Can ChatGPT generate a mindmap for my notes?
Yes. Paste your notes and ask for a bullet mind map or Mermaid mind map. Check the output against your sources for accuracy.
What are some uses for the mind map in daily work?
You can use it for meeting briefs, project plans, writing outlines, study plans, and customer feedback themes.
How to use Coggle mind map with a NotebookLM outline?
Copy the branch list from NotebookLM, paste it into your planning notes, then recreate the same branch structure in Coggle for manual editing and sharing.
What is the best way to turn a NotebookLM mind map into a finished draft?

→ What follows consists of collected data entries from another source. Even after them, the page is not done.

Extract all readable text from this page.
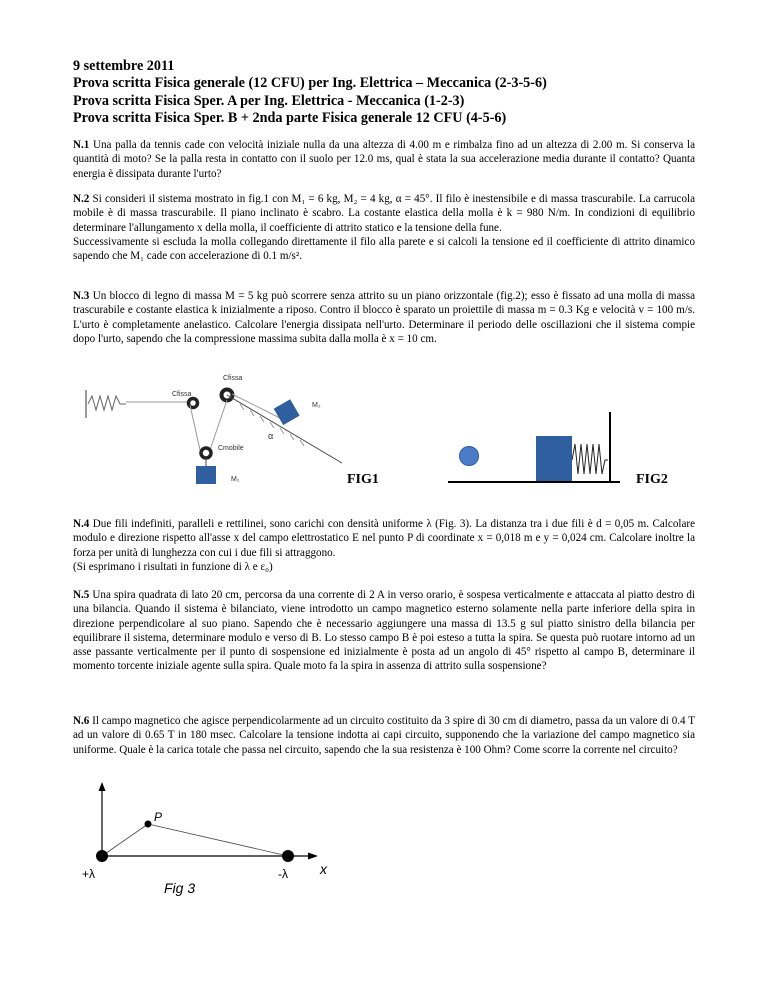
9 settembre 2011
Prova scritta Fisica generale (12 CFU) per Ing. Elettrica – Meccanica (2-3-5-6)
Prova scritta Fisica Sper. A per Ing. Elettrica - Meccanica (1-2-3)
Prova scritta Fisica Sper. B + 2nda parte Fisica generale 12 CFU (4-5-6)

N.1 Una palla da tennis cade con velocità iniziale nulla da una altezza di 4.00 m e rimbalza fino ad un altezza di 2.00 m. Si conserva la quantità di moto? Se la palla resta in contatto con il suolo per 12.0 ms, qual è stata la sua accelerazione media durante il contatto? Quanta energia è dissipata durante l'urto?

N.2 Si consideri il sistema mostrato in fig.1 con M₁ = 6 kg, M₂ = 4 kg, α = 45°. Il filo è inestensibile e di massa trascurabile. La carrucola mobile è di massa trascurabile. Il piano inclinato è scabro. La costante elastica della molla è k = 980 N/m. In condizioni di equilibrio determinare l'allungamento x della molla, il coefficiente di attrito statico e la tensione della fune.

Successivamente si escluda la molla collegando direttamente il filo alla parete e si calcoli la tensione ed il coefficiente di attrito dinamico sapendo che M₁ cade con accelerazione di 0.1 m/s².

N.3 Un blocco di legno di massa M = 5 kg può scorrere senza attrito su un piano orizzontale (fig.2); esso è fissato ad una molla di massa trascurabile e costante elastica k inizialmente a riposo. Contro il blocco è sparato un proiettile di massa m = 0.3 Kg e velocità v = 100 m/s. L'urto è completamente anelastico. Calcolare l'energia dissipata nell'urto. Determinare il periodo delle oscillazioni che il sistema compie dopo l'urto, sapendo che la compressione massima subita dalla molla è x = 10 cm.

Cfissa
Cfissa
Cmobile
M₁
M₂
α
FIG1	FIG2

N.4 Due fili indefiniti, paralleli e rettilinei, sono carichi con densità uniforme λ (Fig. 3). La distanza tra i due fili è d = 0,05 m. Calcolare modulo e direzione rispetto all'asse x del campo elettrostatico E nel punto P di coordinate x = 0,018 m e y = 0,024 cm. Calcolare inoltre la forza per unità di lunghezza con cui i due fili si attraggono.

(Si esprimano i risultati in funzione di λ e ε₀)

N.5 Una spira quadrata di lato 20 cm, percorsa da una corrente di 2 A in verso orario, è sospesa verticalmente e attaccata al piatto destro di una bilancia. Quando il sistema è bilanciato, viene introdotto un campo magnetico esterno solamente nella parte inferiore della spira in direzione perpendicolare al suo piano. Sapendo che è necessario aggiungere una massa di 13.5 g sul piatto sinistro della bilancia per equilibrare il sistema, determinare modulo e verso di B. Lo stesso campo B è poi esteso a tutta la spira. Se questa può ruotare intorno ad un asse passante verticalmente per il punto di sospensione ed inizialmente è posta ad un angolo di 45° rispetto al campo B, determinare il momento torcente iniziale agente sulla spira. Quale moto fa la spira in assenza di attrito sulla sospensione?

N.6 Il campo magnetico che agisce perpendicolarmente ad un circuito costituito da 3 spire di 30 cm di diametro, passa da un valore di 0.4 T ad un valore di 0.65 T in 180 msec. Calcolare la tensione indotta ai capi circuito, supponendo che la variazione del campo magnetico sia uniforme. Quale è la carica totale che passa nel circuito, sapendo che la sua resistenza è 100 Ohm? Come scorre la corrente nel circuito?

P
+λ	-λ x
Fig 3
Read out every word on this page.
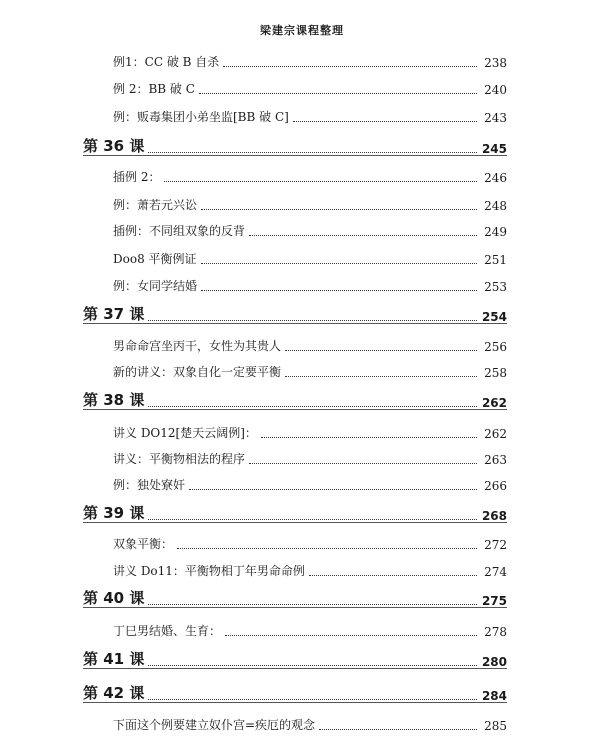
梁建宗课程整理
例1：CC 破 B 自杀	238
例 2：BB 破 C	240
例：贩毒集团小弟坐监[BB 破 C]	243
第 36 课	245
插例 2：	246
例：萧若元兴讼	248
插例：不同组双象的反背	249
Doo8 平衡例证	251
例：女同学结婚	253
第 37 课	254
男命命宫坐丙干，女性为其贵人	256
新的讲义：双象自化一定要平衡	258
第 38 课	262
讲义 DO12[楚天云阔例]：	262
讲义：平衡物相法的程序	263
例：独处寮奸	266
第 39 课	268
双象平衡：	272
讲义 Do11：平衡物相丁年男命命例	274
第 40 课	275
丁巳男结婚、生育：	278
第 41 课	280
第 42 课	284
下面这个例要建立奴仆宫=疾厄的观念	285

Use top branches as section headings, write one paragraph per node, then revise for flow and add examples. Keep each section tied to your sources.
Final Thoughts
The mindmap feature of NotebookLM gives you a fast, source-based view of any topic. You can use it to plan writing, study with focus, prepare meetings, and run projects with fewer surprises. Create one notebook per goal, add clean sources, generate the map, and turn branches into actions. If you want a simple next step, pick one use case from this post and build a notebook today, then generate your first mind map and convert it into a one-page outline.